Saturday, November 25, 2006

Trading Whores for Sorrow


I had a lovely experience over the Thanksgiving holiday: starting and finishing a book that has nothing to do with my dissertation. After reading my friend Casey's review of Gabriel Garcia Marquez's Memories of My Melancholy Whores a few months ago, I decided to read it myself. It was strange, and strangely inviting -- often dark, but always in the context of lush, descriptive language. The story of a ninety-year-old man who desires an evening with a young virgin, the novella is very much about the fear of aging and of being old, and the things we consider doing in order to entertain the possibility (or the illusion) of youth even for a moment. But it's also about torment, I think, and about the tendency of some people to entertain, even feed, their own personal torments, their own well-cultivated sorrows. At one point, the old man realizes that he is dying of love for the young virgin, but he also realizes that the contrary is true: that he "would not have traded the delights of my suffering for anything in the world" (84). I think I know people like this -- people who relish and prolong their sorrows more than their joys; perhaps I have caught even myself doing such a thing.
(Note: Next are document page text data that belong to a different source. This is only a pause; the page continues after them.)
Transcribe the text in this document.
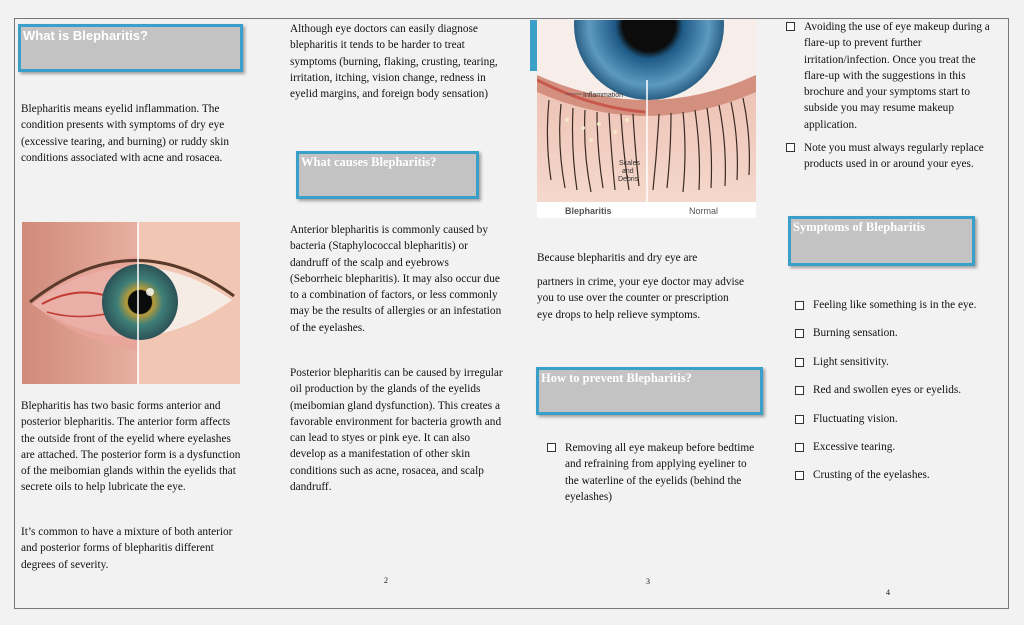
What is Blepharitis?
Blepharitis means eyelid inflammation. The condition presents with symptoms of dry eye (excessive tearing, and burning) or ruddy skin conditions associated with acne and rosacea.
Blepharitis has two basic forms anterior and posterior blepharitis. The anterior form affects the outside front of the eyelid where eyelashes are attached. The posterior form is a dysfunction of the meibomian glands within the eyelids that secrete oils to help lubricate the eye.
It’s common to have a mixture of both anterior and posterior forms of blepharitis different degrees of severity.
Although eye doctors can easily diagnose blepharitis it tends to be harder to treat symptoms (burning, flaking, crusting, tearing, irritation, itching, vision change, redness in eyelid margins, and foreign body sensation)
What causes Blepharitis?
Anterior blepharitis is commonly caused by bacteria (Staphylococcal blepharitis) or dandruff of the scalp and eyebrows (Seborrheic blepharitis). It may also occur due to a combination of factors, or less commonly may be the results of allergies or an infestation of the eyelashes.
Posterior blepharitis can be caused by irregular oil production by the glands of the eyelids (meibomian gland dysfunction). This creates a favorable environment for bacteria growth and can lead to styes or pink eye. It can also develop as a manifestation of other skin conditions such as acne, rosacea, and scalp dandruff.
2
Inflammation
Scales and Debris
Blepharitis	Normal
Because blepharitis and dry eye are
partners in crime, your eye doctor may advise you to use over the counter or prescription eye drops to help relieve symptoms.
How to prevent Blepharitis?
Removing all eye makeup before bedtime and refraining from applying eyeliner to the waterline of the eyelids (behind the eyelashes)
3
Avoiding the use of eye makeup during a flare-up to prevent further irritation/infection. Once you treat the flare-up with the suggestions in this brochure and your symptoms start to subside you may resume makeup application.
Note you must always regularly replace products used in or around your eyes.
Symptoms of Blepharitis
Feeling like something is in the eye.
Burning sensation.
Light sensitivity.
Red and swollen eyes or eyelids.
Fluctuating vision.
Excessive tearing.
Crusting of the eyelashes.
4
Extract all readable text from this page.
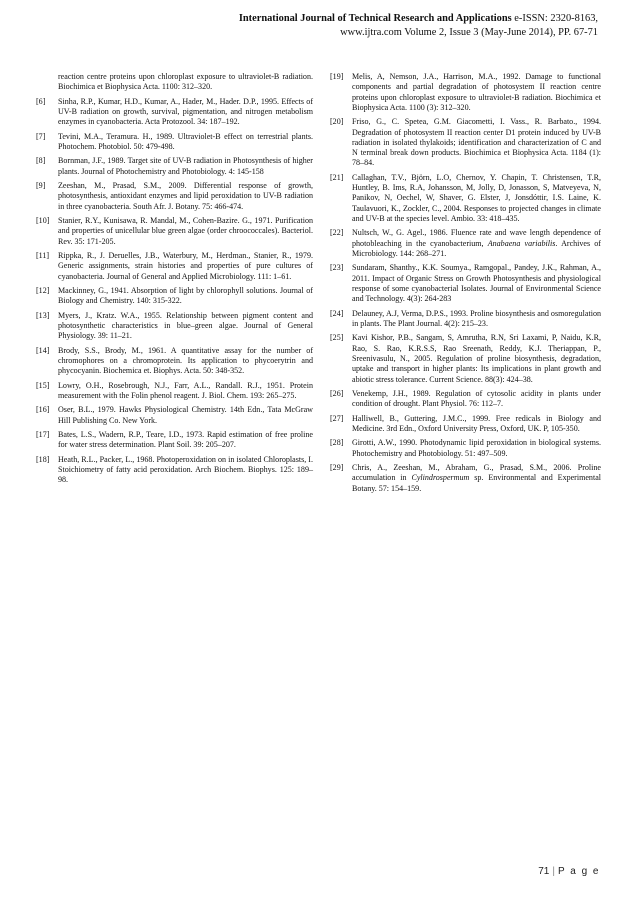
International Journal of Technical Research and Applications e-ISSN: 2320-8163,
www.ijtra.com Volume 2, Issue 3 (May-June 2014), PP. 67-71
reaction centre proteins upon chloroplast exposure to ultraviolet-B radiation. Biochimica et Biophysica Acta. 1100: 312–320.
[6]	Sinha, R.P., Kumar, H.D., Kumar, A., Hader, M., Hader. D.P., 1995. Effects of UV-B radiation on growth, survival, pigmentation, and nitrogen metabolism enzymes in cyanobacteria. Acta Protozool. 34: 187–192.
[7]	Tevini, M.A., Teramura. H., 1989. Ultraviolet-B effect on terrestrial plants. Photochem. Photobiol. 50: 479-498.
[8]	Bornman, J.F., 1989. Target site of UV-B radiation in Photosynthesis of higher plants. Journal of Photochemistry and Photobiology. 4: 145-158
[9]	Zeeshan, M., Prasad, S.M., 2009. Differential response of growth, photosynthesis, antioxidant enzymes and lipid peroxidation to UV-B radiation in three cyanobacteria. South Afr. J. Botany. 75: 466-474.
[10]	Stanier, R.Y., Kunisawa, R. Mandal, M., Cohen-Bazire. G., 1971. Purification and properties of unicellular blue green algae (order chroococcales). Bacteriol. Rev. 35: 171-205.
[11]	Rippka, R., J. Deruelles, J.B., Waterbury, M., Herdman., Stanier, R., 1979. Generic assignments, strain histories and properties of pure cultures of cyanobacteria. Journal of General and Applied Microbiology. 111: 1–61.
[12]	Mackinney, G., 1941. Absorption of light by chlorophyll solutions. Journal of Biology and Chemistry. 140: 315-322.
[13]	Myers, J., Kratz. W.A., 1955. Relationship between pigment content and photosynthetic characteristics in blue–green algae. Journal of General Physiology. 39: 11–21.
[14]	Brody, S.S., Brody, M., 1961. A quantitative assay for the number of chromophores on a chromoprotein. Its application to phycoerytrin and phycocyanin. Biochemica et. Biophys. Acta. 50: 348-352.
[15]	Lowry, O.H., Rosebrough, N.J., Farr, A.L., Randall. R.J., 1951. Protein measurement with the Folin phenol reagent. J. Biol. Chem. 193: 265–275.
[16]	Oser, B.L., 1979. Hawks Physiological Chemistry. 14th Edn., Tata McGraw Hill Publishing Co. New York.
[17]	Bates, L.S., Wadern, R.P., Teare, I.D., 1973. Rapid estimation of free proline for water stress determination. Plant Soil. 39: 205–207.
[18]	Heath, R.L., Packer, L., 1968. Photoperoxidation on in isolated Chloroplasts, I. Stoichiometry of fatty acid peroxidation. Arch Biochem. Biophys. 125: 189–98.
[19]	Melis, A, Nemson, J.A., Harrison, M.A., 1992. Damage to functional components and partial degradation of photosystem II reaction centre proteins upon chloroplast exposure to ultraviolet-B radiation. Biochimica et Biophysica Acta. 1100 (3): 312–320.
[20]	Friso, G., C. Spetea, G.M. Giacometti, I. Vass., R. Barbato., 1994. Degradation of photosystem II reaction center D1 protein induced by UV-B radiation in isolated thylakoids; identification and characterization of C and N terminal break down products. Biochimica et Biophysica Acta. 1184 (1): 78–84.
[21]	Callaghan, T.V., Björn, L.O, Chernov, Y. Chapin, T. Christensen, T.R, Huntley, B. Ims, R.A, Johansson, M, Jolly, D, Jonasson, S, Matveyeva, N, Panikov, N, Oechel, W, Shaver, G. Elster, J, Jonsdóttir, I.S. Laine, K. Taulavuori, K., Zockler, C., 2004. Responses to projected changes in climate and UV-B at the species level. Ambio. 33: 418–435.
[22]	Nultsch, W., G. Agel., 1986. Fluence rate and wave length dependence of photobleaching in the cyanobacterium, Anabaena variabilis. Archives of Microbiology. 144: 268–271.
[23]	Sundaram, Shanthy., K.K. Soumya., Ramgopal., Pandey, J.K., Rahman, A., 2011. Impact of Organic Stress on Growth Photosynthesis and physiological response of some cyanobacterial Isolates. Journal of Environmental Science and Technology. 4(3): 264-283
[24]	Delauney, A.J, Verma, D.P.S., 1993. Proline biosynthesis and osmoregulation in plants. The Plant Journal. 4(2): 215–23.
[25]	Kavi Kishor, P.B., Sangam, S, Amrutha, R.N, Sri Laxami, P, Naidu, K.R, Rao, S. Rao, K.R.S.S, Rao Sreenath, Reddy, K.J. Theriappan, P., Sreenivasulu, N., 2005. Regulation of proline biosynthesis, degradation, uptake and transport in higher plants: Its implications in plant growth and abiotic stress tolerance. Current Science. 88(3): 424–38.
[26]	Venekemp, J.H., 1989. Regulation of cytosolic acidity in plants under condition of drought. Plant Physiol. 76: 112–7.
[27]	Halliwell, B., Guttering, J.M.C., 1999. Free redicals in Biology and Medicine. 3rd Edn., Oxford University Press, Oxford, UK. P, 105-350.
[28]	Girotti, A.W., 1990. Photodynamic lipid peroxidation in biological systems. Photochemistry and Photobiology. 51: 497–509.
[29]	Chris, A., Zeeshan, M., Abraham, G., Prasad, S.M., 2006. Proline accumulation in Cylindrospermum sp. Environmental and Experimental Botany. 57: 154–159.
71 | P a g e
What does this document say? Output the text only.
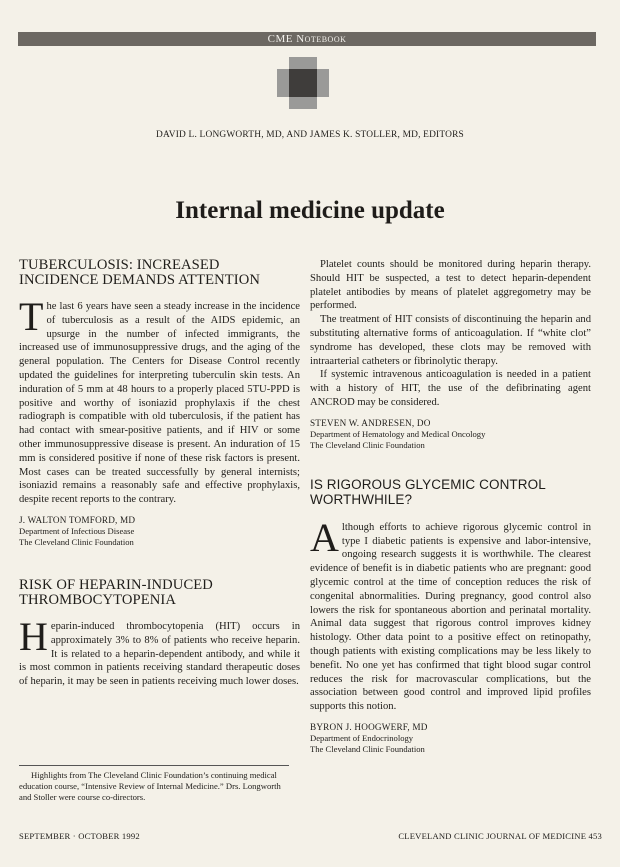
CME Notebook
DAVID L. LONGWORTH, MD, AND JAMES K. STOLLER, MD, EDITORS
Internal medicine update
TUBERCULOSIS: INCREASED INCIDENCE DEMANDS ATTENTION

The last 6 years have seen a steady increase in the incidence of tuberculosis as a result of the AIDS epidemic, an upsurge in the number of infected immigrants, the increased use of immunosuppressive drugs, and the aging of the general population. The Centers for Disease Control recently updated the guidelines for interpreting tuberculin skin tests. An induration of 5 mm at 48 hours to a properly placed 5TU-PPD is positive and worthy of isoniazid prophylaxis if the chest radiograph is compatible with old tuberculosis, if the patient has had contact with smear-positive patients, and if HIV or some other immunosuppressive disease is present. An induration of 15 mm is considered positive if none of these risk factors is present. Most cases can be treated successfully by general internists; isoniazid remains a reasonably safe and effective prophylaxis, despite recent reports to the contrary.

J. WALTON TOMFORD, MD
Department of Infectious Disease
The Cleveland Clinic Foundation
RISK OF HEPARIN-INDUCED THROMBOCYTOPENIA

Heparin-induced thrombocytopenia (HIT) occurs in approximately 3% to 8% of patients who receive heparin. It is related to a heparin-dependent antibody, and while it is most common in patients receiving standard therapeutic doses of heparin, it may be seen in patients receiving much lower doses.

Platelet counts should be monitored during heparin therapy. Should HIT be suspected, a test to detect heparin-dependent platelet antibodies by means of platelet aggregometry may be performed.

The treatment of HIT consists of discontinuing the heparin and substituting alternative forms of anticoagulation. If “white clot” syndrome has developed, these clots may be removed with intraarterial catheters or fibrinolytic therapy.

If systemic intravenous anticoagulation is needed in a patient with a history of HIT, the use of the defibrinating agent ANCROD may be considered.

STEVEN W. ANDRESEN, DO
Department of Hematology and Medical Oncology
The Cleveland Clinic Foundation
IS RIGOROUS GLYCEMIC CONTROL WORTHWHILE?

Although efforts to achieve rigorous glycemic control in type I diabetic patients is expensive and labor-intensive, ongoing research suggests it is worthwhile. The clearest evidence of benefit is in diabetic patients who are pregnant: good glycemic control at the time of conception reduces the risk of congenital abnormalities. During pregnancy, good control also lowers the risk for spontaneous abortion and perinatal mortality. Animal data suggest that rigorous control improves kidney histology. Other data point to a positive effect on retinopathy, though patients with existing complications may be less likely to benefit. No one yet has confirmed that tight blood sugar control reduces the risk for macrovascular complications, but the association between good control and improved lipid profiles supports this notion.

BYRON J. HOOGWERF, MD
Department of Endocrinology
The Cleveland Clinic Foundation
Highlights from The Cleveland Clinic Foundation’s continuing medical education course, “Intensive Review of Internal Medicine.” Drs. Longworth and Stoller were course co-directors.
SEPTEMBER · OCTOBER 1992	CLEVELAND CLINIC JOURNAL OF MEDICINE 453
But what is rare is to hear someone say, "This, this sorrow, is what I desire, is what keeps me alive, is what becomes my joy."

3 comments:

Casey said...

I like the end of this post, Monica--could we call it "romantic masochism?" You're right about how rare it is to find someone who admits to this attraction to sorrow.

Monica said...

Hmmm . . . romantic masochism -- I like that. I do, though, think that while some people are just drawn to sorrowful or tumultuous romantic relationships, others are drawn to sorrow and conflict in general because they have some use for it. Maybe some artists are like this.

Monica said...

Hmmm, hadn't thought of the Kierkegaard connection -- interesting. With Marquez's narrator, I think the sorrow is his joy; there's really no transformation. Once he reaches the height of the sorrow/joy he is ready to die. When I read this, though, the idea that some people really, on some level, would rather have the pain than the pleasure (emotionally speaking) became interesting to me.